According to its teardown analysis report of the 10.1 inch Galaxy 10.1 tablet PC, the display and touch screen make up the largest percentage of the BOM, charging US$100, or almost one third. The memory system represent the second largest portion, one sixth of the BOM, costing US$45.
The memory system includes NAND flash and DRAM chips. Applications processor cost US$18.8.
In-house components sourcing
The teardown analysis also shows that Samsung source out a significant portion of parts and components internally from its subsidiaries. or its other in-house business units, including memory system, applications processors, displays, and secondary batteries.
The internal sources of supply gives the company a leverage to control costs, depending on market situation.
“Samsung is a behemoth in the electronic industry and its competitive strength lies in its control, via internal sourcing, of a large percentage of the components that go into its final products,” Rassweiler said. “This allows Samsung to keep costs down, while delivering competitive differentiation. The company’s internal sourcing strategy is certainly in evidence in the Galaxy Note 10.1, where Samsung supplies the memory—both flash and DRAM—as well as the core processor, battery and many other components.”

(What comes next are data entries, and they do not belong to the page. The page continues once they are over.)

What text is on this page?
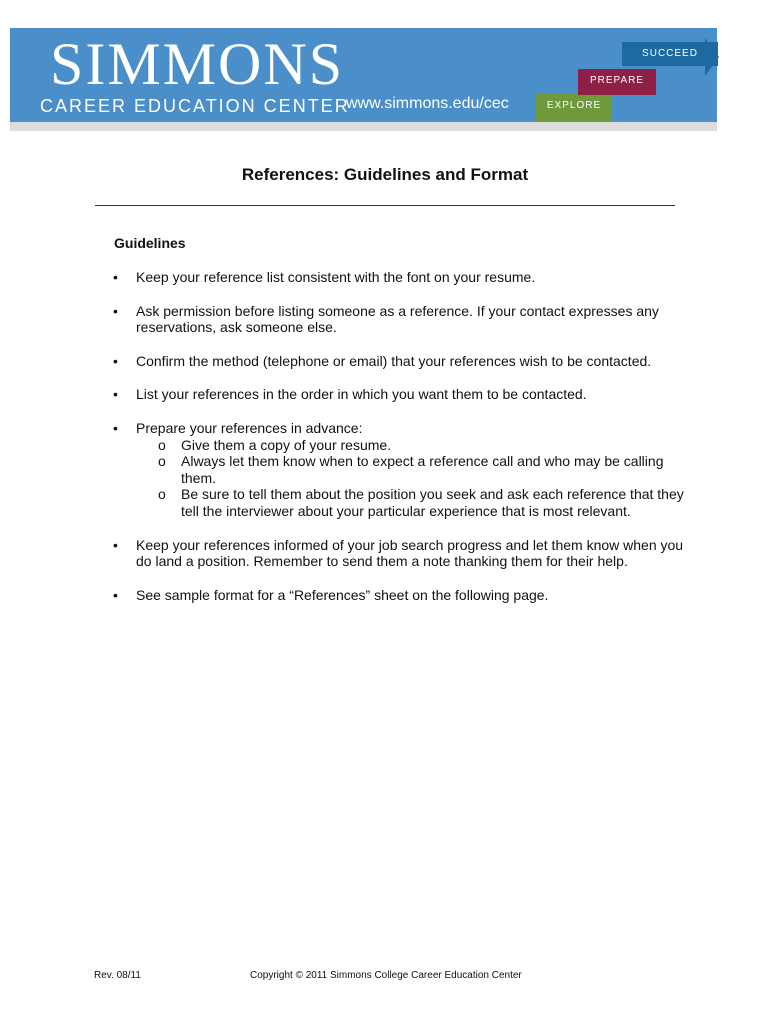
SIMMONS
CAREER EDUCATION CENTER
www.simmons.edu/cec	EXPLORE
PREPARE
SUCCEED
References: Guidelines and Format
Guidelines
• Keep your reference list consistent with the font on your resume.
• Ask permission before listing someone as a reference. If your contact expresses any reservations, ask someone else.
• Confirm the method (telephone or email) that your references wish to be contacted.
• List your references in the order in which you want them to be contacted.
• Prepare your references in advance:
o Give them a copy of your resume.
o Always let them know when to expect a reference call and who may be calling them.
o Be sure to tell them about the position you seek and ask each reference that they tell the interviewer about your particular experience that is most relevant.
• Keep your references informed of your job search progress and let them know when you do land a position. Remember to send them a note thanking them for their help.
• See sample format for a “References” sheet on the following page.
Rev. 08/11	Copyright © 2011 Simmons College Career Education Center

Furthermore, the report reveals that Samsung still stick by a common cross-platform strategy, which allows the company to use the identical components across a broad line of samrtphones and tablet PCs. By sourcing out identical components internally or from other components makers, which can be found in other product line-ups, Samsung can cut back on costs, because the high volume purchase can give it a buying power to force components supplies to cut down on prices.
“By using cross-platform components, Samsung can better leverage pricing with outside suppliers, and further reduce the incremental cost of developing other devices,” Rassweiler explained.
The Galaxy Note 10.1 features a quad-core Samsung Exynos processor, the same recently found in the Samsung Galaxy S III handset. The tablet also has the same Intel Corp. wireless chipset found in the Galaxy S III, which includes the PMB9811 and PMB5712 devices.
No technological trailblazer
The IHS iSuppli teardown of the Samsung Galaxy Note 10.1 reveals the tablet isn't breaking new ground in terms of technology. As is usually the case with such hardware releases, each device offers only an incremental set of improvements compared to the previous generation.
However, the new Samsung Galaxy Note 10.1 in some regards does up the ante for media tablet hardware.
The new-generation quad-core processor is sure to make a tangible performance improvement, and will be the main upgrade driver for many consumers.
A feature that make the Galaxy Note 10.1 stick out from Apple iPad is the hybrid touch screen capability, which features not only conventional capacitive touch sensing, but also gives users the option of using a Wacom digitizer pen.
Wacom's pen is passive: it requires no battery or power source, or cords—like a mouse—but works using inductive pen sensing. Essentially one can use the Galaxy note to write on, but still utilize it as a conventional touch tablet.
What's outstanding, too is its high performance secondary battery , which features higher-than-average energy density for a Li-Polymer battery pack at about 520Wh/L energy density, compared to the typical 450Wh/L for Li-Polymer.